You simply can’t write better code.


When software failure is unacceptable, ultra-high reliability can be attained at the same level of effort as traditional testing-based methods.

Through the use of formal methods, SPARK Pro prevents, detects and eliminates defects early in the software lifecycle with mathematics-based assurance. It also helps reduce delivery costs and timescales. The SPARK language and tools have a proven track record in the most demanding safety-critical and high-security systems. They are easily learned by software professionals and do not require a background in formal methods.



The primary design goal of the SPARK language is to provide the foundation for a sound formal verification framework and static analysis toolset. The latest version of the language, SPARK 2014, is based on Ada 2012. It embodies a large subset of Ada 2012, while prohibiting those features which are not amenable to static verification and furthermore can be the source of software defects.

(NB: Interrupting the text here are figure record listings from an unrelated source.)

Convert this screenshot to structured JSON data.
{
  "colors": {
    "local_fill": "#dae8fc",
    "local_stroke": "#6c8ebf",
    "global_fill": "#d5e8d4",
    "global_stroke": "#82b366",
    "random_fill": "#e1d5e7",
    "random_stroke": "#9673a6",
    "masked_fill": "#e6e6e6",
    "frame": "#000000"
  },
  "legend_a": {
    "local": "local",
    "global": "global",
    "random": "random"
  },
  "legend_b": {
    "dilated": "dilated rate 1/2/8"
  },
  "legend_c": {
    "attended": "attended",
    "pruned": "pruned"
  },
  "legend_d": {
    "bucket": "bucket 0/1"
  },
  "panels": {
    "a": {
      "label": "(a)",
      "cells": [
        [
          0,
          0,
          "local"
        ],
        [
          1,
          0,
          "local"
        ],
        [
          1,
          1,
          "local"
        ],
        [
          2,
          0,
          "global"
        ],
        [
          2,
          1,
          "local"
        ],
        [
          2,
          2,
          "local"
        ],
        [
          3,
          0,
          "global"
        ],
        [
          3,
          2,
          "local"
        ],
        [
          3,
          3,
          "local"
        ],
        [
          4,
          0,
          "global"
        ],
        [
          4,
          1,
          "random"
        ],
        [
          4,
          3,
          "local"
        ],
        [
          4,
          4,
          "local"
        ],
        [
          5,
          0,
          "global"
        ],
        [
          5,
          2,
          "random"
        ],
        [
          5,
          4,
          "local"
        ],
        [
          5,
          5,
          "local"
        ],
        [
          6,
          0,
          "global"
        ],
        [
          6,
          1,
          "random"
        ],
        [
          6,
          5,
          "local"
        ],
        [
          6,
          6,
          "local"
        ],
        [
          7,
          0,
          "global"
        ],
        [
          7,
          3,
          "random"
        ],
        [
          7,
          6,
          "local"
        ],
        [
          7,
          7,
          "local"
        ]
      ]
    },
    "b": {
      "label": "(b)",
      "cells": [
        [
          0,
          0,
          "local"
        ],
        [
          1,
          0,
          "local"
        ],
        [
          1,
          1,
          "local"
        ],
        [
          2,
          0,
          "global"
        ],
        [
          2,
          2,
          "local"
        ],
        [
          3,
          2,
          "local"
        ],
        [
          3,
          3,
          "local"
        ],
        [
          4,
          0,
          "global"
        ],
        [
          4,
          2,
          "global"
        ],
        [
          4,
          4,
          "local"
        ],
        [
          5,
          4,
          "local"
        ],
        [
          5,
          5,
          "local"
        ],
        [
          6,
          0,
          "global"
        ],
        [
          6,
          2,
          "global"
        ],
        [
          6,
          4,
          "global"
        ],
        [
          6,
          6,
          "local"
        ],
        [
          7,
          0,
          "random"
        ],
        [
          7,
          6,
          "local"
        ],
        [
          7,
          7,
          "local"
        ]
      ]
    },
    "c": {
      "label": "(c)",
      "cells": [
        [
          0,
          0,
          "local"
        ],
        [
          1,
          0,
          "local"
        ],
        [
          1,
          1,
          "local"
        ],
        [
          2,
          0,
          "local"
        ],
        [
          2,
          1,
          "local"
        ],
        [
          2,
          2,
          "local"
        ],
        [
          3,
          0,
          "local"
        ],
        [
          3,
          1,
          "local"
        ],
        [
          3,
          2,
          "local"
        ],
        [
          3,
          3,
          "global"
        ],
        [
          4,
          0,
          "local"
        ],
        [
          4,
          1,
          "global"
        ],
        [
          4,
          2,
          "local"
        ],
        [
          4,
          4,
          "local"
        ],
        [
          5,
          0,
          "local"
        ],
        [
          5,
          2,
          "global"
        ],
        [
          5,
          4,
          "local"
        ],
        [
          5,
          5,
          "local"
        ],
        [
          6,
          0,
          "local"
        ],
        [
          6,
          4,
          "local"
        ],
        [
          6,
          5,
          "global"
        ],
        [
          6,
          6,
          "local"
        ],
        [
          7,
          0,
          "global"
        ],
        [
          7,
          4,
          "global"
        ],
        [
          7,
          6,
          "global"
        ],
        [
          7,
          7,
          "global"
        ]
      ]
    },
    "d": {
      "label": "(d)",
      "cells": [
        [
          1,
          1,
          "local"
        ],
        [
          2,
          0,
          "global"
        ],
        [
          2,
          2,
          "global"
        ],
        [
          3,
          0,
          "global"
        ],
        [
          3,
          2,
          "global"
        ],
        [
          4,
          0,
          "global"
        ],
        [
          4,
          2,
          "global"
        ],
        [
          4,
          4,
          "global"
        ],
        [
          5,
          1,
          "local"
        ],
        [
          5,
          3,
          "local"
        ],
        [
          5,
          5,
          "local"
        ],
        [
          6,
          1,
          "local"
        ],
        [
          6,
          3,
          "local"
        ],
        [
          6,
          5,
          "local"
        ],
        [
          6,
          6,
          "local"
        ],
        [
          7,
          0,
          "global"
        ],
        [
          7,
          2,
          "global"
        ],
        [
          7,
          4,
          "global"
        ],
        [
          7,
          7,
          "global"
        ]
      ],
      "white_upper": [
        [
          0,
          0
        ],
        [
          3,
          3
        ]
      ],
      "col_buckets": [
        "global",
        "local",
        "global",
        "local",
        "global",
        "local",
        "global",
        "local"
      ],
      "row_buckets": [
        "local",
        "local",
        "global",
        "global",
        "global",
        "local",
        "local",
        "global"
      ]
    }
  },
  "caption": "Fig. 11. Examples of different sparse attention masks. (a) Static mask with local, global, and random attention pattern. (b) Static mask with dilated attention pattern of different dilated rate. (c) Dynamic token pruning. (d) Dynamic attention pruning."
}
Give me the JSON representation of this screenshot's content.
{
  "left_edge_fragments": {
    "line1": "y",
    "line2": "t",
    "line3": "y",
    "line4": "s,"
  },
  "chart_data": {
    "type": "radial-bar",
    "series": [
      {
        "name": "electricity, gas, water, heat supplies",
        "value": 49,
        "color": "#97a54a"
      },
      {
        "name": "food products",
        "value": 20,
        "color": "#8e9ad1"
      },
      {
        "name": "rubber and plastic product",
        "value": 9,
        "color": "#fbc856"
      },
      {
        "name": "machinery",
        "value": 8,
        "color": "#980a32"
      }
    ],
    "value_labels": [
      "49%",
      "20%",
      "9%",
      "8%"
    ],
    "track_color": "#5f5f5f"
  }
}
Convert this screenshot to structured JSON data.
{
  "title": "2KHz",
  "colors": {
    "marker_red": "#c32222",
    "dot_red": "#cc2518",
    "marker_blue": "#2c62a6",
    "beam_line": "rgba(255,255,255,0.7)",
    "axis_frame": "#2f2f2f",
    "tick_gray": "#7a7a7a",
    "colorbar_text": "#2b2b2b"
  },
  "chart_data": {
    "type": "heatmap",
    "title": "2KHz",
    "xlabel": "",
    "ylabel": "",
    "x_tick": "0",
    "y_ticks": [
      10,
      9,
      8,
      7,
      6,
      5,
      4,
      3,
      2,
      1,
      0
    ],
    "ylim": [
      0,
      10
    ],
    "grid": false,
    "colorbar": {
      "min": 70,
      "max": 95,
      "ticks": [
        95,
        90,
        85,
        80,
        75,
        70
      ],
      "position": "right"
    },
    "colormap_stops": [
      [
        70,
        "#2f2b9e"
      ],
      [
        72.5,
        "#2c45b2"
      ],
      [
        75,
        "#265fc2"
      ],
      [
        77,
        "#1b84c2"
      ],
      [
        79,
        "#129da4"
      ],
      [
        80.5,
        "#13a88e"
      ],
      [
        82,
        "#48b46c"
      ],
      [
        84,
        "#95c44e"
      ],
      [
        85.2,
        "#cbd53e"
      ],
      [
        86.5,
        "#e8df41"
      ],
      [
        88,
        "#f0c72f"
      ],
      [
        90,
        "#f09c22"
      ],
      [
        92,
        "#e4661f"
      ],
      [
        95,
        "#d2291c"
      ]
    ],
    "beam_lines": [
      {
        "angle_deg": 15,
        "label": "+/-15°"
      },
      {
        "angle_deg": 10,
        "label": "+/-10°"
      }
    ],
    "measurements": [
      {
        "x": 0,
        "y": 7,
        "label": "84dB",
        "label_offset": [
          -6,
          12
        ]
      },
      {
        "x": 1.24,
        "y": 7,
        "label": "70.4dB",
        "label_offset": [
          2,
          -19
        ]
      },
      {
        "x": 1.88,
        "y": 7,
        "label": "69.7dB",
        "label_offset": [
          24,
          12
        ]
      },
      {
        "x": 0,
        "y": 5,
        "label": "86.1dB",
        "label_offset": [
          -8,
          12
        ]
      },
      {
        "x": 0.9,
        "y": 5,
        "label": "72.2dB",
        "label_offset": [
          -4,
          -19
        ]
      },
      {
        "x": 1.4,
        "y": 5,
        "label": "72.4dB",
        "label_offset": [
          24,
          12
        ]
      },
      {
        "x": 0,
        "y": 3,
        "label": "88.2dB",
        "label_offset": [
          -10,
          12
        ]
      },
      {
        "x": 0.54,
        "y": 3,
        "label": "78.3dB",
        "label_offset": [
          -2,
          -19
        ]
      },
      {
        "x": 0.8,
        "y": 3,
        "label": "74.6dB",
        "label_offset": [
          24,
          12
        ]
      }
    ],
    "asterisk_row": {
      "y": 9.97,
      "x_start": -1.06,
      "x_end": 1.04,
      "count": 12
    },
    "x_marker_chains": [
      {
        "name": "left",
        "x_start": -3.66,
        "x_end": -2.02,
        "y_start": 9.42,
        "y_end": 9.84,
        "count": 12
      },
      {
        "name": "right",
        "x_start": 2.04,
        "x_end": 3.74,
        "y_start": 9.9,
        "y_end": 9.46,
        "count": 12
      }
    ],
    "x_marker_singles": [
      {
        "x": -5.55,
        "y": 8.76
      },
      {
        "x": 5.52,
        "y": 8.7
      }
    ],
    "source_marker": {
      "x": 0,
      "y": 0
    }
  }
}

Through the SPARK language’s ability to express contracts, the developer can express both requirements and implementation within the same language framework.

SPARK Pro brings software specification, coding, testing, and unit verification by proof within a single integrated framework. Verification goals that would otherwise have to be achieved by diverse techniques such as manual review can be met by applying the SPARK toolsuite, and reports can be generated to satisfy certification requirements.

The SPARK programming language can be used both for new development efforts and incrementally in existing projects in other languages (such as C and C++). It can be combined with testing in an approach known as hybrid verification.

Integrated Approach

SPARK Pro has been designated as CWE-Compatible by the MITRE Corporation’s Common Weakness Enumeration (CWE) Compatibility and Effectiveness Program. It detects a variety of code weaknesses, including several that are among the CWE’s Top 25 Most Dangerous Software Errors.

  • CWE-120 (Classic Buffer Overflow)
    “The program copies an input buffer to an output buffer without verifying that the size of the input buffer is less than the size of the output buffer, leading to a buffer overflow.”
  • CWE-131 (Incorrect Calculation of Buffer Size)
    “The software does not correctly calculate the size to be used when allocating a buffer, which could lead to a buffer overflow.”
  • CWE-190 (Integer Overflow or Wraparound)
    “The software performs a calculation that can produce an integer overflow or wraparound, when the logic assumes that the resulting value will always be larger than the original value. This can introduce other weaknesses when the calculation is used for resource management or execution control.”